A conversa foi amena e tranquila, mas Lula afirmou a ele que não tinha condições de mantê-lo no cargo.
O presidente admitiu que as denúncias de assédio e importunação sexual que pesam contra o ministro são difíceis de provar. Mas afirmou que elas teriam tornado a situação dele insustentável. Ainda mais porque uma das mulheres que o denunciam é a ministra da Igualdade Racial, Anielle Franco.
Lula ainda não indicou um substituto. De acordo com a colunista do UOL Carla Araújo, ele pode escolher uma mulher negra para ocupar o cargo.
Na conversa com Silvio Almeida, o presidente perguntou se o próprio ministro preferia pedir ele mesmo exoneração. Caso contrário, seria exonerado.
O agora ex-ministro afirmou que não pediria demissão. Ele já tinha comunicado o mesmo a ministros de Lula, dizendo que exonerar-se seria uma confissão de culpa. Ele nega as acusações com veemência.
Em nota, o Planalto afirma que a decisão do petista foi tomada "diante das graves denúncias" e após diálogo com Silvio. "O presidente considera insustentável a manutenção do ministro no cargo considerando a natureza das acusações de assédio sexual", diz o comunicado.

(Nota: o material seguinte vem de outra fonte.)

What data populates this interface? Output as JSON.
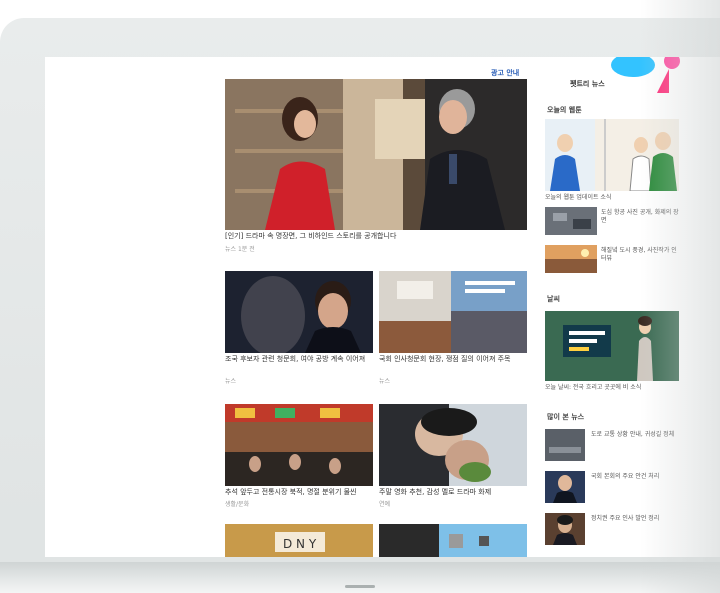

"A Polícia Federal abriu de ofício um protocolo inicial de investigação sobre o caso. A Comissão de Ética Pública da Presidência da República também abriu procedimento preliminar para esclarecer os fatos", segue.
"O governo federal reitera seu compromisso com os direitos humanos e reafirma que nenhuma forma de violência contra as mulheres será tolerada", finaliza o Palácio do Planalto.
Silvio Almeida confirmou em nota publicada na noite desta sexta que não quis se demitir e que pediu que Lula o exonerasse "a fim de conceder liberdade e isenção às apurações". "Será uma oportunidade para que eu prove a minha inocência e me reconstrua", disse (veja a íntegra da nota ao final do texto).
Após a confirmação da demissão, a ministra Anielle Franco se manifestou pela primeira vez e afirmou que não é aceitável relativizar ou diminuir episódios de violência.
"Reconhecer a gravidade dessa prática e agir imediatamente é o procedimento correto, por isso ressalto a ação contundente do presidente Lula e agradeço a todas as manifestações de apoio e solidariedade que recebi", diz o comunicado de Anielle, que foi publicado no Instagram.
Foto Reprodução-Agência Brasil
As denúncias foram publicadas na quinta-feira (5) pelo colunista Guilherme Amado, do portal Metrópoles. O relato envolve casos que teriam ocorrido no ano passado e foram denunciados à organização Me Too Brasil.
A entidade mantém o anonimato das supostas vítimas, mas uma delas seria Anielle. A ministra confirmou as denúncias a interlocutores.
Em nota veiculada pelos canais oficiais do Ministério dos Direitos Humanos, o agora ex-ministro disse se tratar de "ilações absurdas com o único intuito de me prejudicar, apagar nossas lutas e histórias, e bloquear o nosso futuro".
"Repudio com absoluta veemência as mentiras que estão sendo assacadas contra mim. Repudio tais acusações com a força do amor e do respeito que tenho pela minha esposa e pela minha amada filha de 1 ano de idade, em meio à luta que travo, diariamente, em favor dos direitos humanos e da cidadania neste país", afirmou.
O ministro disse ainda que falsas acusações configuram denunciação caluniosa e que "tais difamações não encontrarão par com a realidade". "Fica evidente que há uma campanha para afetar a minha imagem enquanto homem negro em posição de destaque no Poder Público, mas estas não terão sucesso."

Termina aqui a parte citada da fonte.